43.7 Je le sais, le coeur se brise. Je le sais, l’esprit s’enténèbre. Je le sais, la vie se consume. Mais, Maria... appartiens-tu à Jésus ? Veux-tu être à lui ? Au point de mourir comme Jésus est mort ? Ma petite, qui m’es si chère, pleure, mais reste forte et persé­vère. Le martyre ne réside pas dans la forme de la torture, mais dans la constance avec laquelle le martyr la supporte.
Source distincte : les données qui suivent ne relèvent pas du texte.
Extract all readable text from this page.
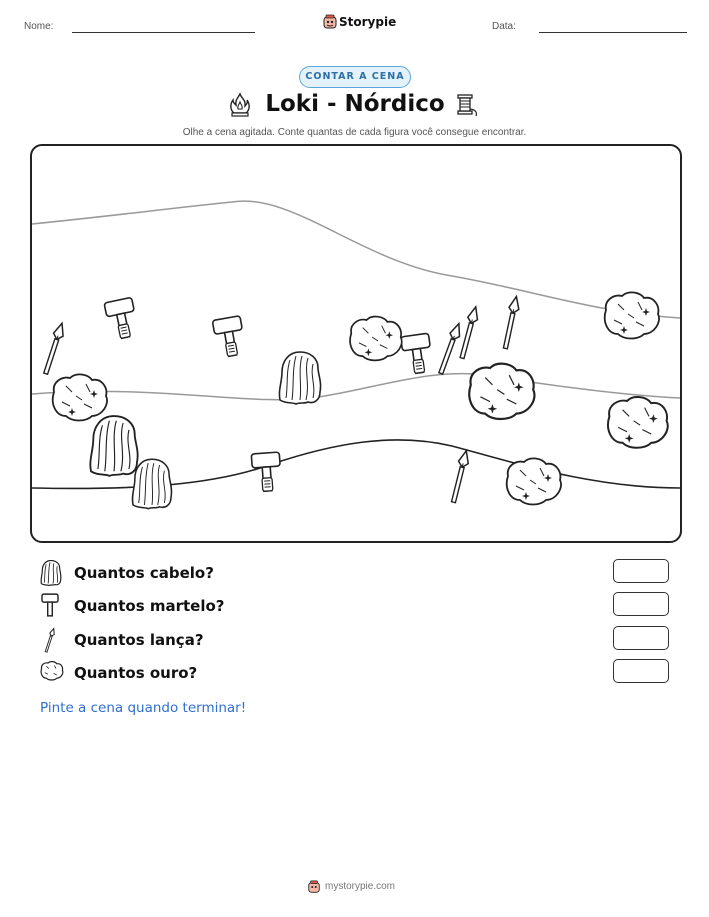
Nome:	Storypie	Data:
CONTAR A CENA
Loki - Nórdico
Olhe a cena agitada. Conte quantas de cada figura você consegue encontrar.
Quantos cabelo?
Quantos martelo?
Quantos lança?
Quantos ouro?
Pinte a cena quando terminar!
mystorypie.com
Le martyre peut venir par une arme, mais aussi bien par une souffrance morale, si le but auquel on vise est le même. Tu le supportes par amour pour mon Fils. Ce que tu fais pour tes frères, tu le fais pour l’amour du Christ qui veut leur salut. C’est là ton martyre. Restes-y fidèle. Ne désire pas tout faire par toi-même. Comme l’étreinte est trop forte pour que tu puisses encore trouver la force de te conduire toute seule et de dominer ta nature humaine en retenant tes larmes, il suffit que tu laisses la souffrance te torturer sans te révolter. Il suffit que tu dises à Jésus : “ Aide-moi ! ” Ce que tu ne peux faire, lui le fera en toi. Reste en lui, toujours. Ne cherche pas à en sortir et même si la souffrance, tant elle est grande, t’empêche de voir où tu es, tu seras toujours en Jésus.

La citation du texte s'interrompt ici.